Licia Iacoviello

Licia Iacoviello MD, PhD, full Professor of Hygiene and Public Health at the LUM University, Casamassima (BA), directs the Department of Epidemiology and Prevention of IRCCS Neuromed, Pozzilli (IS) and its Center for Big data and Personalised Health, Neurobiotech, Caserta.

She has been working on the impact of genes and environment and their interaction on cardiovascular risk and on the role of dietary habits in the development of metabolic disorder and chronic degenerative diseases.

Since 2005 she is coordinating the Moli-sani Study, a large population-based cohort study involving over 24,000 adult people in Southern-Italy, in order to assess risk factors related to lifestyle (notably dietary habits) and genetics for chronic-degenerative and metabolic diseases and from 2018, the PLATONE Study a clinical research network for Big-data, machine Learning and personalized health.

In the last 20 years her activity has been mainly devoted to provide scientific bases to the healthy effect of the Mediterranean diet and to understand the determinants of Mediterranean diet adhesion.

Licia Iacoviello has published over 560 scientific articles in international “peer reviewed” journals.

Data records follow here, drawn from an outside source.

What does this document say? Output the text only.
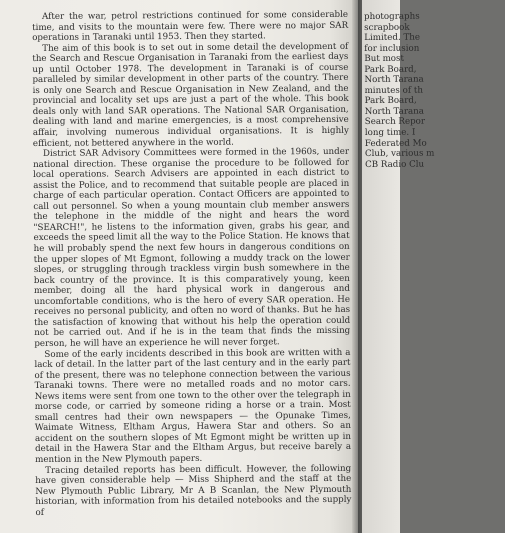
After the war, petrol restrictions continued for some considerable time, and visits to the mountain were few. There were no major SAR operations in Taranaki until 1953. Then they started.

The aim of this book is to set out in some detail the development of the Search and Rescue Organisation in Taranaki from the earliest days up until October 1978. The development in Taranaki is of course paralleled by similar development in other parts of the country. There is only one Search and Rescue Organisation in New Zealand, and the provincial and locality set ups are just a part of the whole. This book deals only with land SAR operations. The National SAR Organisation, dealing with land and marine emergencies, is a most comprehensive affair, involving numerous individual organisations. It is highly efficient, not bettered anywhere in the world.

District SAR Advisory Committees were formed in the 1960s, under national direction. These organise the procedure to be followed for local operations. Search Advisers are appointed in each district to assist the Police, and to recommend that suitable people are placed in charge of each particular operation. Contact Officers are appointed to call out personnel. So when a young mountain club member answers the telephone in the middle of the night and hears the word "SEARCH!", he listens to the information given, grabs his gear, and exceeds the speed limit all the way to the Police Station. He knows that he will probably spend the next few hours in dangerous conditions on the upper slopes of Mt Egmont, following a muddy track on the lower slopes, or struggling through trackless virgin bush somewhere in the back country of the province. It is this comparatively young, keen member, doing all the hard physical work in dangerous and uncomfortable conditions, who is the hero of every SAR operation. He receives no personal publicity, and often no word of thanks. But he has the satisfaction of knowing that without his help the operation could not be carried out. And if he is in the team that finds the missing person, he will have an experience he will never forget.

Some of the early incidents described in this book are written with a lack of detail. In the latter part of the last century and in the early part of the present, there was no telephone connection between the various Taranaki towns. There were no metalled roads and no motor cars. News items were sent from one town to the other over the telegraph in morse code, or carried by someone riding a horse or a train. Most small centres had their own newspapers — the Opunake Times, Waimate Witness, Eltham Argus, Hawera Star and others. So an accident on the southern slopes of Mt Egmont might be written up in detail in the Hawera Star and the Eltham Argus, but receive barely a mention in the New Plymouth papers.

Tracing detailed reports has been difficult. However, the following have given considerable help — Miss Shipherd and the staff at the New Plymouth Public Library, Mr A B Scanlan, the New Plymouth historian, with information from his detailed notebooks and the supply of

photographs
scrapbook
Limited. The
for inclusion
But most
Park Board,
North Tarana
minutes of th
Park Board,
North Tarana
Search Repor
long time. I
Federated Mo
Club, various m
CB Radio Clu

She has been listed by in the Top Italian Scientists and in the World’s top 2% scientists.

Mediterranean diet, wine, lifestyles and biological aging.

Licia Iacoviello

Research Unit of Epidemiology and Prevention. IRCCS Neuromed. Pozzilli. Italy

Department of Medicine and Surgery. LUM University. Casamassima. Italy

Biological age (BA) is the hypothetical underlying age of an organism and has been proposed as a more powerful predictor of health than chronological age (CA). The difference between BA and CA (Δage = Ba – CA) reflects the rate of biological aging, with lower values indicating slowed-down aging (i.e., BA << CA). Δage significantly predicted the incident risk of all-cause mortality and first hospitalizations, better then CA.

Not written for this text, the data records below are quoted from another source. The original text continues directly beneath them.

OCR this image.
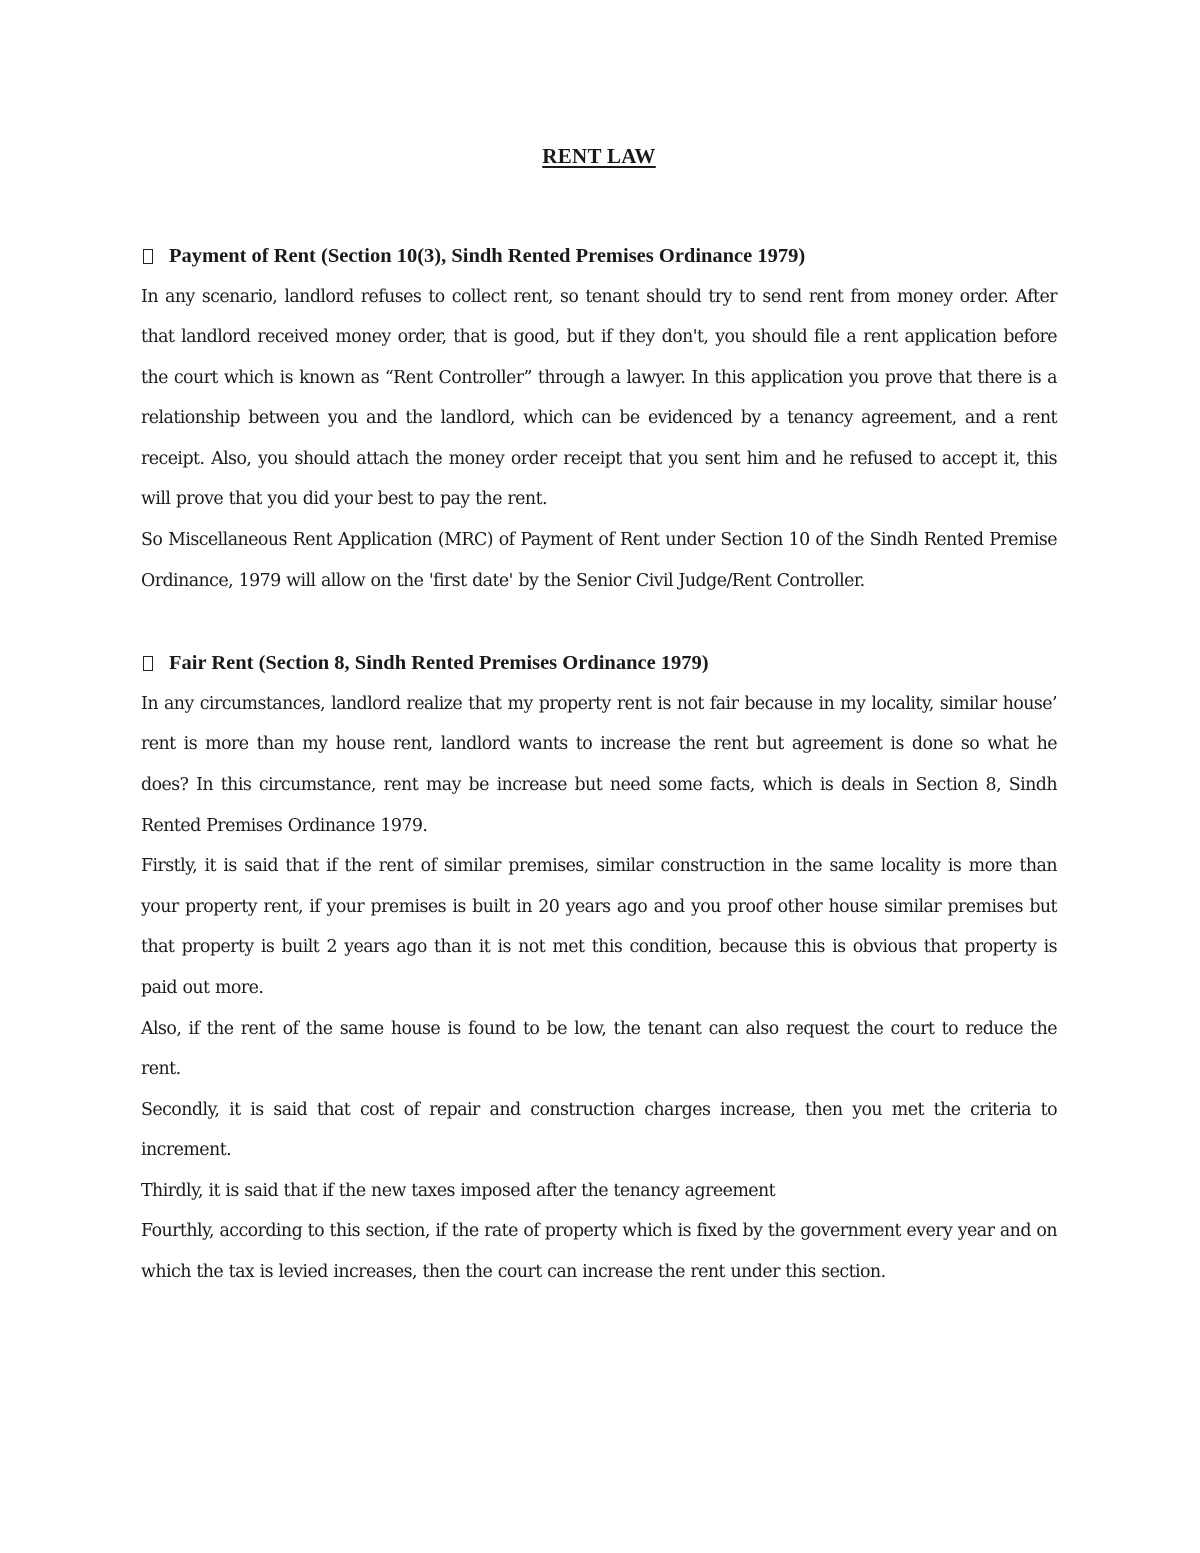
RENT LAW
Payment of Rent (Section 10(3), Sindh Rented Premises Ordinance 1979)

In any scenario, landlord refuses to collect rent, so tenant should try to send rent from money order. After that landlord received money order, that is good, but if they don't, you should file a rent application before the court which is known as “Rent Controller” through a lawyer. In this application you prove that there is a relationship between you and the landlord, which can be evidenced by a tenancy agreement, and a rent receipt. Also, you should attach the money order receipt that you sent him and he refused to accept it, this will prove that you did your best to pay the rent.

So Miscellaneous Rent Application (MRC) of Payment of Rent under Section 10 of the Sindh Rented Premise Ordinance, 1979 will allow on the 'first date' by the Senior Civil Judge/Rent Controller.

Fair Rent (Section 8, Sindh Rented Premises Ordinance 1979)

In any circumstances, landlord realize that my property rent is not fair because in my locality, similar house’ rent is more than my house rent, landlord wants to increase the rent but agreement is done so what he does? In this circumstance, rent may be increase but need some facts, which is deals in Section 8, Sindh Rented Premises Ordinance 1979.

Firstly, it is said that if the rent of similar premises, similar construction in the same locality is more than your property rent, if your premises is built in 20 years ago and you proof other house similar premises but that property is built 2 years ago than it is not met this condition, because this is obvious that property is paid out more.

Also, if the rent of the same house is found to be low, the tenant can also request the court to reduce the rent.

Secondly, it is said that cost of repair and construction charges increase, then you met the criteria to increment.

Thirdly, it is said that if the new taxes imposed after the tenancy agreement

Fourthly, according to this section, if the rate of property which is fixed by the government every year and on which the tax is levied increases, then the court can increase the rent under this section.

To estimate BA in the Moli-sani cohort, we adopted a blood-based approach leveraging 36 biomarkers. This method is both easy to implement and replicable in other cohorts, and it outperforms existing clocks in predicting CA. We then employed a deep neural network—an algorithmic model inspired by the structure of the human brain—to analyze these data and build our predictive model.  The biomarkers include the most common pathway associated with chronic disease onset and progression (e.g. liver or renal function markers, markers of lipid and glucose metabolism, inflammation markers and others).

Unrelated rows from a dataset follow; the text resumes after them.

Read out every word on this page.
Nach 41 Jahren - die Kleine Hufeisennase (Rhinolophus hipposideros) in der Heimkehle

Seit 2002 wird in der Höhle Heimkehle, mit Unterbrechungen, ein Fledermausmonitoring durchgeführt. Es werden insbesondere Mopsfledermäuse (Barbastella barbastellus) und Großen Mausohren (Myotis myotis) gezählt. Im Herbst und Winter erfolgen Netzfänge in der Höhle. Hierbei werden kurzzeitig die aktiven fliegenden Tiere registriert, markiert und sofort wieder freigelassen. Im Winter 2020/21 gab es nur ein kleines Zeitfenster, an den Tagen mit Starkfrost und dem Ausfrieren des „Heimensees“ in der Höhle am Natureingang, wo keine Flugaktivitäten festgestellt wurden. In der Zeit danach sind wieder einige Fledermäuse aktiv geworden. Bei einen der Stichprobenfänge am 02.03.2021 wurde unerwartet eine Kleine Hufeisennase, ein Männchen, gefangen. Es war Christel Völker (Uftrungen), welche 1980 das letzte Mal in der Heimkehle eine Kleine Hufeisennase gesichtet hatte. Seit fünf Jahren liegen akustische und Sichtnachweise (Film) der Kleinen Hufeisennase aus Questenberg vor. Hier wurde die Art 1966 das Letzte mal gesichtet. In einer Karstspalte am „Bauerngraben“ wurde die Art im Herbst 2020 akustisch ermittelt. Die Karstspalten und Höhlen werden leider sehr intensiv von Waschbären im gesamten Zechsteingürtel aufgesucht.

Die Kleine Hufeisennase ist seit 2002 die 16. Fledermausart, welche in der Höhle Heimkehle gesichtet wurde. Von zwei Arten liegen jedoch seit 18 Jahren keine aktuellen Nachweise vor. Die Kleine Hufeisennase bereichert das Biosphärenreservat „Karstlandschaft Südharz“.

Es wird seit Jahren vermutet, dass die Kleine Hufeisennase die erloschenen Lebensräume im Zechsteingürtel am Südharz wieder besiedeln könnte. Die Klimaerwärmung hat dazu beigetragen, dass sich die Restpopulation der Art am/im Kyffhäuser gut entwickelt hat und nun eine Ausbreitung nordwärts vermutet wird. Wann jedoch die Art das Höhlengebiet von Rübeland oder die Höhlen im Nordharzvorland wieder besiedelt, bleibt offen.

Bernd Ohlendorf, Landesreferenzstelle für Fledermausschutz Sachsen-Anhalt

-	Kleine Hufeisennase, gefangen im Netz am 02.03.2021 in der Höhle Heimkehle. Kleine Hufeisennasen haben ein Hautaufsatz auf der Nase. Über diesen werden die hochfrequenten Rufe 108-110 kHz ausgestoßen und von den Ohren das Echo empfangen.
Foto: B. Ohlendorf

This blood-based BA has been associated with Mediterranean diet. Indeed, 1 standard deviation increase in the Mediterranean dietary score (MDS) was inversely associated with Δage and similar findings were observed with the DASH diet. High dietary polyphenol content explained 29.8%  and 65.8%  of these associations. On the contrary, a diet rich in ultraprocessed foods was associated with an acceleration of biological aging.

Among Mediterranean diet components, Δage was significantly associated alcohol consumption (mainly as wine), with a protective effect of moderate alcohol drinking (current drinkers who drank 1–12 g/day, in comparison with abstainers). The analysis of other modifiable risk factors revealed statistically significant associations of Δage with smoking and obesity, both associated with an acceleration of the aging process.

Lifestyles together with socioeconomic factors explained around 48% of the variance in Δage, underscoring the importance of modifiable factors control, in slowing the aging process.